Para Lá da Rampa: O Que o Selo ‘Festival Acessível’ Garante

A multidão avança em direção ao Palco Mundo, no Parque Tejo. Para quem se desloca em cadeira de rodas, a massa humana não é atmosfera—é arquitetura: um muro de corpos de pé, um horizonte que termina nos ombros de outra pessoa, chão que passa de alcatrão a cascalho sem aviso.

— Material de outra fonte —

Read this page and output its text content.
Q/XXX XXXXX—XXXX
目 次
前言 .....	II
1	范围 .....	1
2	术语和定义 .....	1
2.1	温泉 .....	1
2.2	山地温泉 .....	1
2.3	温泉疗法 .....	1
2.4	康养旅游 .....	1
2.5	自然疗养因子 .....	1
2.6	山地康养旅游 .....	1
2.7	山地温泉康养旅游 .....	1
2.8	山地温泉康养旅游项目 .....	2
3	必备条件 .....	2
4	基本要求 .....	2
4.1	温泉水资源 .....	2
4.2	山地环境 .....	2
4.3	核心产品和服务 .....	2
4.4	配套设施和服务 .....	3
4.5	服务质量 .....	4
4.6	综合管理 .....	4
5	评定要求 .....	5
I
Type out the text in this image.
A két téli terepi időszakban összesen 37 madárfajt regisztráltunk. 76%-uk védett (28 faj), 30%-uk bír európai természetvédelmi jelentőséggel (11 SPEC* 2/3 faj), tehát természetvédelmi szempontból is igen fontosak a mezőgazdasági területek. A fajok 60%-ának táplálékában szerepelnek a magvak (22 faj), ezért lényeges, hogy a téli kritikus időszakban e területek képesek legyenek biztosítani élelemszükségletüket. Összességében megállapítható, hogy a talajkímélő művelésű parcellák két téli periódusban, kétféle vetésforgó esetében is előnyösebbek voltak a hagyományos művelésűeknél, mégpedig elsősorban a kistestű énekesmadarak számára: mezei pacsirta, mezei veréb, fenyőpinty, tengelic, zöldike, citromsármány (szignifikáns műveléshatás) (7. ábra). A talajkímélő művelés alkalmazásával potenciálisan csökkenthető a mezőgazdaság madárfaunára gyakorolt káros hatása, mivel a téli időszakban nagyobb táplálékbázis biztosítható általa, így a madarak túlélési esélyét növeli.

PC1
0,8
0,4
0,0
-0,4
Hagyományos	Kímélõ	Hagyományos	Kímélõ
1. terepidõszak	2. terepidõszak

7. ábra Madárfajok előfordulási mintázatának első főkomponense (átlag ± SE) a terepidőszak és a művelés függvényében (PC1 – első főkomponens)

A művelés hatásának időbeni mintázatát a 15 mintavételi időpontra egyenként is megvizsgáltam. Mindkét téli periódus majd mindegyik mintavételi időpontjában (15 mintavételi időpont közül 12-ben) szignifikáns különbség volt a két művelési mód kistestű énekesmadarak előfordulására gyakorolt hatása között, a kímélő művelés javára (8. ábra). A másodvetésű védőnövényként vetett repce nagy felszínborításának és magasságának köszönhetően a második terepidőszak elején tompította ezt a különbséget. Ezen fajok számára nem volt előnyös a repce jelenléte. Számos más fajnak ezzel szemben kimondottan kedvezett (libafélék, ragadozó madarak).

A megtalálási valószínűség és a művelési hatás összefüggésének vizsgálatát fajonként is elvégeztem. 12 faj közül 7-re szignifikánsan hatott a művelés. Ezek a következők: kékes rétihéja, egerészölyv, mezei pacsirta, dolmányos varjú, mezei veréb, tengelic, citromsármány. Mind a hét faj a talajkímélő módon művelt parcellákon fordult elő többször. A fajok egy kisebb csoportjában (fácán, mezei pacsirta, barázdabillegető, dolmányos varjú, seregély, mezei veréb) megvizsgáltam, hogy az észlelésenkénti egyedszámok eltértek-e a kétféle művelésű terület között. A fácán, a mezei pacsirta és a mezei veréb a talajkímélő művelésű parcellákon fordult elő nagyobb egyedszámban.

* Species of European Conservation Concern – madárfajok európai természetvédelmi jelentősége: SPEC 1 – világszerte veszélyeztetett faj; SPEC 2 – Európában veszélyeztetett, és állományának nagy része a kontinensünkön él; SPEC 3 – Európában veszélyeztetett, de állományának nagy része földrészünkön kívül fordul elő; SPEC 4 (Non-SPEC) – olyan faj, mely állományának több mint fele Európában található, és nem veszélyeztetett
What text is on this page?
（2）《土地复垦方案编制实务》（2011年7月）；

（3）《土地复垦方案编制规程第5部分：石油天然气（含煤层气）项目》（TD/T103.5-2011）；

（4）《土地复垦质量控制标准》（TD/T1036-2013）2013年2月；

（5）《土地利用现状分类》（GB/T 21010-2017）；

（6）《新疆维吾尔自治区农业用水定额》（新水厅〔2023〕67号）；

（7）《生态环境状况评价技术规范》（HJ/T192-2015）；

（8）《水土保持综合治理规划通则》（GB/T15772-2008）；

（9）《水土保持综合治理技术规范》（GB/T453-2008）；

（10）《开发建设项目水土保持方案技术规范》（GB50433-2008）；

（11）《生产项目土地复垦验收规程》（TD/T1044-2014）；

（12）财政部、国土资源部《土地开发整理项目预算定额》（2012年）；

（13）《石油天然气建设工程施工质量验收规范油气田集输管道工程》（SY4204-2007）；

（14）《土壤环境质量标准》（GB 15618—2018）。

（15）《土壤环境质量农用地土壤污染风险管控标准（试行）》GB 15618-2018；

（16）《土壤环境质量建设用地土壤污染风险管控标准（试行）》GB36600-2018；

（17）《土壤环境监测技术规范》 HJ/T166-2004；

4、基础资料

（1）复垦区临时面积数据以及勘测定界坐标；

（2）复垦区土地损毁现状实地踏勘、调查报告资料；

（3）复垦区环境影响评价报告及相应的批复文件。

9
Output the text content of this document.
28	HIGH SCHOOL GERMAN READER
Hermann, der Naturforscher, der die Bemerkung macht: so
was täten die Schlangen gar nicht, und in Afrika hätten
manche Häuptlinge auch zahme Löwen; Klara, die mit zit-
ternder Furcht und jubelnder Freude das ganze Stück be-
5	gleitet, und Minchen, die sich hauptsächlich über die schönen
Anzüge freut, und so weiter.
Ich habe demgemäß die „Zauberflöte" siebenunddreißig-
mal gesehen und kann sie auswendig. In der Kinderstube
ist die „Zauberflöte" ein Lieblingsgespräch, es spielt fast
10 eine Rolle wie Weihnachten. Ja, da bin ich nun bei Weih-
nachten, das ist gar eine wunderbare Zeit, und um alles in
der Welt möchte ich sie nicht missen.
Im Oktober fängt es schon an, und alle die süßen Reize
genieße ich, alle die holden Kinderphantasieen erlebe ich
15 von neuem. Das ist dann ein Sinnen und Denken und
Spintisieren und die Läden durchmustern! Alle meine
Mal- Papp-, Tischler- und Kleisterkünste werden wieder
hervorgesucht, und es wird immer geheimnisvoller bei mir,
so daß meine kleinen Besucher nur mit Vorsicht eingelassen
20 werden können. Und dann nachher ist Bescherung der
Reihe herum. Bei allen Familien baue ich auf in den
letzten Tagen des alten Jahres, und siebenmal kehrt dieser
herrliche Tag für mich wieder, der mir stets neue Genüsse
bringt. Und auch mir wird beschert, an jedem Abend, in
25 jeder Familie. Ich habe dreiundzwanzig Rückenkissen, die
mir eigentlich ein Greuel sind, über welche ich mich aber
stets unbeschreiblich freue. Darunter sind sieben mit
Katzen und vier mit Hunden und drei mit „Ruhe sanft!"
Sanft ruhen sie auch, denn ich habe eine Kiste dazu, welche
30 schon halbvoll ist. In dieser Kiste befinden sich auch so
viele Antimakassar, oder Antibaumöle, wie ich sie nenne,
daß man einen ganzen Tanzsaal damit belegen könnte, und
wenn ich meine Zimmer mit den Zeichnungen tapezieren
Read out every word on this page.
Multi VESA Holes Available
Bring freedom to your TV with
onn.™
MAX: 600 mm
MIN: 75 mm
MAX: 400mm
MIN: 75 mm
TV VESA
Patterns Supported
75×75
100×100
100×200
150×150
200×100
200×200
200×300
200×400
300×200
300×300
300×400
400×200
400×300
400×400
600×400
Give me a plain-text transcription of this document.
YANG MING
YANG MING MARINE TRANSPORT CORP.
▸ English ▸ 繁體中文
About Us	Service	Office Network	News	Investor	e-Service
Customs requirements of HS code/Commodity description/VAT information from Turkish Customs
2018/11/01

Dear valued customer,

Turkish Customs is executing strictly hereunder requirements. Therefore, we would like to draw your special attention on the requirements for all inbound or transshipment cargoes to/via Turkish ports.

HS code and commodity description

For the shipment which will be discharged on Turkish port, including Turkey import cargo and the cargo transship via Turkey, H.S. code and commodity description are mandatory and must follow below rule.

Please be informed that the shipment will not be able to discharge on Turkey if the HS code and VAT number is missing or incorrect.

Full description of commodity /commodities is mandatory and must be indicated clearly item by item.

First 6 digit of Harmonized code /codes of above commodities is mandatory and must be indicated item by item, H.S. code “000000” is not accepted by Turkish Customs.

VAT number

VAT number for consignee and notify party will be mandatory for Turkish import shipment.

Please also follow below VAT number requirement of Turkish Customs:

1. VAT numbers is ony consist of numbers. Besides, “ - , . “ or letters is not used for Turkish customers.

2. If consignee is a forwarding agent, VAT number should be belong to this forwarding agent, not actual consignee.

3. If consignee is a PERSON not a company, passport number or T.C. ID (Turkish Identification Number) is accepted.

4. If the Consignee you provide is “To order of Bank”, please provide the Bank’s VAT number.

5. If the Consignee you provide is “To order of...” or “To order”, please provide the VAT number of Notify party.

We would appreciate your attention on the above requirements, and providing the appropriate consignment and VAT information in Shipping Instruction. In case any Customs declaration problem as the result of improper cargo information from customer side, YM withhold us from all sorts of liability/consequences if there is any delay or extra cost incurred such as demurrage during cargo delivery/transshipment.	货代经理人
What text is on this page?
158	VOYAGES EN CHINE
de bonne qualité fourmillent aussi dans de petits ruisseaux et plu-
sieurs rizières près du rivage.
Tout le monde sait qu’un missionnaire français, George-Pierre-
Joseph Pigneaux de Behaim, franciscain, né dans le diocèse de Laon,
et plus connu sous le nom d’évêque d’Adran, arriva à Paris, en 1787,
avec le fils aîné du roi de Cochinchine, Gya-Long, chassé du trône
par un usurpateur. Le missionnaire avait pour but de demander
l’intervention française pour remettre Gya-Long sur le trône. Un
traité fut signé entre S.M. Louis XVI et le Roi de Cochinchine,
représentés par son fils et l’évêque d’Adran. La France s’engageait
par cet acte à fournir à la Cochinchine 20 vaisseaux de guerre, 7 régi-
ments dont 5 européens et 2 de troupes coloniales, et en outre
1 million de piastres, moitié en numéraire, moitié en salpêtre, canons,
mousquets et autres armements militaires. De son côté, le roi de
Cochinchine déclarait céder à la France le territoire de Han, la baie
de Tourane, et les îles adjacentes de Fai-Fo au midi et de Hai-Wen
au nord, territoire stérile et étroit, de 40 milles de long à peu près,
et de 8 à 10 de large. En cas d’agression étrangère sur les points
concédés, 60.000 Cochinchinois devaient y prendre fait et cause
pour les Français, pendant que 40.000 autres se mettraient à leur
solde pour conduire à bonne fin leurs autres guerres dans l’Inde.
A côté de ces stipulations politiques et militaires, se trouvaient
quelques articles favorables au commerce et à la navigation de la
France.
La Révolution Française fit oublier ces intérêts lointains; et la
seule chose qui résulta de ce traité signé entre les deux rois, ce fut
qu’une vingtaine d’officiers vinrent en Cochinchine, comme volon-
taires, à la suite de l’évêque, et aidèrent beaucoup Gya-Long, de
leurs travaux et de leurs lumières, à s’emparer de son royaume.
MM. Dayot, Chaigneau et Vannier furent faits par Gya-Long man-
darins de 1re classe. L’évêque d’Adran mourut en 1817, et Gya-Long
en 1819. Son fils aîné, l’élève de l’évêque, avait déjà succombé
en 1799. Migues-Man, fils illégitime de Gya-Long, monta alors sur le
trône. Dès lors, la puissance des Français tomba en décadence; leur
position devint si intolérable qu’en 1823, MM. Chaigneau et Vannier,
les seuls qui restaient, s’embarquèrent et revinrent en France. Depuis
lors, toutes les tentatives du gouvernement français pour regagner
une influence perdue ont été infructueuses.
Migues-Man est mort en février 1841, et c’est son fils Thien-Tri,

Este verão, o Rock in Rio Lisboa enfrentou esse muro de frente. Novas plataformas de visibilidade junto ao palco principal, uma sala sensorial para visitantes em sobrecarga sensorial e um centro de acessibilidade com equipa dedicada garantiram-lhe uma das quatro certificações “Festival Acessível” atribuídas pelo Turismo de Portugal e pelo Instituto dos Direitos das Pessoas com Deficiência para 2026. Os outros três: a Feira do Livro de Lisboa, o Imaginarius, festival de artes de rua de Santa Maria da Feira, e o Serralves em Festa, no Porto.

O programa, criado no âmbito da iniciativa All for All do Turismo de Portugal, avalia os eventos quanto a conforto, segurança, autonomia de circulação, acesso à informação e experiência cultural inclusiva. Em 2019, Portugal recebeu o primeiro prémio mundial de Destino Turístico Acessível da Organização Mundial do Turismo; esta certificação é a tradução prática desse reconhecimento: um troféu transformado em política concreta.

A edição de 2026 vai bem além da rampa e do lugar reservado. O Serralves em Festa, a celebrar a 20.ª edição com 50 horas gratuitas de programação e mais de 650 artistas, disponibilizou coletes hápticos em concertos selecionados no Palco do Prado, permitindo que espectadores surdos sentissem a música através da vibração. O Imaginarius, certificado pela terceira vez desde 2023, ofereceu auscultadores com cancelamento de ruído para visitantes neurodivergentes, materiais em Braille, interpretação em Língua Gestual Portuguesa e transfers gratuitos entre o Europarque e o centro histórico da Feira. A Feira do Livro de Lisboa (350 pavilhões, mais de 2200 eventos ao longo da 96.ª edição) estreou empréstimo gratuito de carrinhos de bebé, vídeo-guia de acessibilidade para trabalhadores e parceria com a ColorADD para que visitantes daltónicos pudessem ler a sinalética.

O programa está a crescer: em 2025, apenas dois festivais foram certificados; este ano, quatro ultrapassaram a avaliação. As candidaturas ao ciclo 2025–2026 estão abertas até 30 de setembro de 2026, com antecedência mínima de três meses relativamente à data do evento. Um prémio anual de até 15 000 euros distingue o festival com melhor desempenho.

De volta ao Parque Tejo, a plataforma de visibilidade é uma estrutura metálica simples: alguns metros de elevação e uma linha de vista desimpedida. Não é engenharia revolucionária—é apenas a diferença entre ver um concerto e ouvir um, atrás de uma multidão que não se consegue transpor.